Otwarcie wystawy "Miasto 2015/Wojna 39-45" - Kraków, 14 maja 2015 r.

Oddział Instytutu Pamięci Narodowej zaprasza na wystawę "Miasto 2015/ Wojna 39-45". Ekspozycja na kilkunastu planszach będzie się starała ukazać mieszkańcom Krakowa nieco inną perspektywę na okres okupacji niemieckiej w Krakowie. Poprzez metodę fotomontażu na wystawie połączono w jednym kadrze zdjęcia współczesnego Krakowa i te z okresu wojny.

Takie ujęcie pozwala pokazać, iż czas który dzieli współczesnych Polaków od tamtych tragicznych wydarzeń nie jest odległy. Jeszcze kilkadziesiąt lat temu na ulicach i placach Krakowa, dobrze znanym mieszkańcom i turystom, rozgrywała się bezpardonowa walka Niemców z  polskimi i żydowskimi obywatelami miasta. Ekspozycja opowiada jednak przede wszystkim o historii miasta widzianej z różnych perspektyw. Miasto jest przestawiane oczami ofiar, jak i tych którzy w imię ideologii dopuszczali się bestialskich zbrodni.

Głównym pomysłodawcą i autorem wystawy jest dr Maciej Zakrzewski z Biura Edukacji Publicznej IPN w Krakowie oraz Joanna Dutka Kącka - współautor.

Reklama

Opis wydarzeń historycznych prezentowanych na wystawie



W momencie wybuchu wojny nikt nie przypuszczał, że już 6 września Kraków zostanie zajęty przez Wehrmacht. Nikt też nie sądził, że 26 października tego roku Hitler ogłosi miasto administracyjnym centrum prowincji nazwanej Generalnym Gubernatorstwem (GG), uznanej przez Niemców za część tzw. Rzeszy Wielkoniemieckiej.

W mieście miały swoje siedziby władze wykonawcze GG oraz centralne struktury aparatu represji (Wyższy Dowódca SS i Policji), partia narodowosocjalistyczna (NSDAP), a także inne urzędy i organizacje powołane przez okupanta. Wyznaczony na stanowisko Generalnego Gubernatora Hans Frank zamieszkał w budynkach zamku królewskiego na Wawelu.
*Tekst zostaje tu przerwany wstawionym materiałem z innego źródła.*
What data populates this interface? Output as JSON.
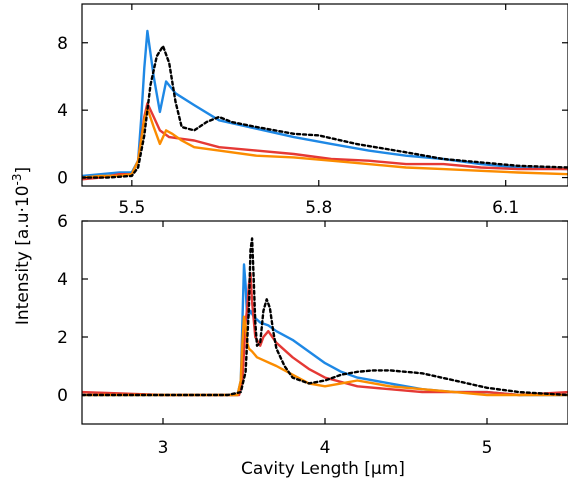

Niemiecka propaganda od początku próbowała kreować Kraków, jako rzekomo jeden z ośrodków kultury niemieckiej na wschodzie. W przestrzeni publicznej Niemcy intensywnie  dekorowali budynki flagami III Rzeszy, w oknach wystawowych sklepów  umieszczali portrety Adolfa Hitlera. Urzędowo miasto nosiło niemiecką nazwę Krakau, także nazwy ulic przemianowano na niemieckie. Na Rynku Głównym (Alter Markt, następnie Adolf Hitler Platz) okupanci zburzyli pomnik Adama Mickiewicza. Podobnie postąpili z pomnikiem grunwaldzkim i innymi obiektami polskiego dziedzictwa narodowego.

Niemcy zamknęli również Uniwersytet Jagielloński. W dniu 6 listopada 1939 r. 183 profesorów UJ aresztowali i wywieźli do KL Sachsenhausen. Zamiast polskiej uczelni utworzyli współtworzący narodowosocjalistyczną propagandę Instytut Niemieckich Prac na Wschodzie (Institut für Deutsche Ostarbeit).

Z kolei Bibliotekę Jagiellońską sprowadzono do poziomu biblioteki miejskiej (die Stadtsbibliothek). Siedzibę rządu GG ulokowano
w budynkach Akademii Górniczej. Dom studencki "Żaczek" przerobiono na koszary SS. Na stadionie klubu sportowego "Cracovia" stworzono niemiecki klub sportowy SS i policji (SS und Polizei Sportverein).

Okupanci zamierzali uczynić Kraków "niemieckim miastem". Sukcesywnie sprowadzali do miasta kadrę urzędniczą wraz z całymi rodzinami, stąd też coraz częściej na ulicach można było usłyszeć język niemiecki. Rozpoczęli też przygotowywać plany przebudowy tkanki miejskiej dla własnych potrzeb. Z zachodniej i południowo-zachodniej części Krakowa zamierzali uczynić dzielnicę niemiecką. W myśl własnych koncepcji, typowych dla przygniatającej monumentalnej architektury narodowosocjalistycznej, planowali m.in. zabudowę Błoń i przebudowę Rynku Głównego.

Intensywnie pracowano nad nadaniem miastu charakteru niemieckiego również na innych płaszczyznach. Od początku trwały represje wobec obywateli polskich. W wielu rejonach wywłaszczano polskich właścicieli mieszkań. Więzienie przy ul. Montelupich, do którego kierowano więźniów politycznych było zawsze przepełnione. Podobnie było z  więzieniem św. Michała przy ul. Senackiej.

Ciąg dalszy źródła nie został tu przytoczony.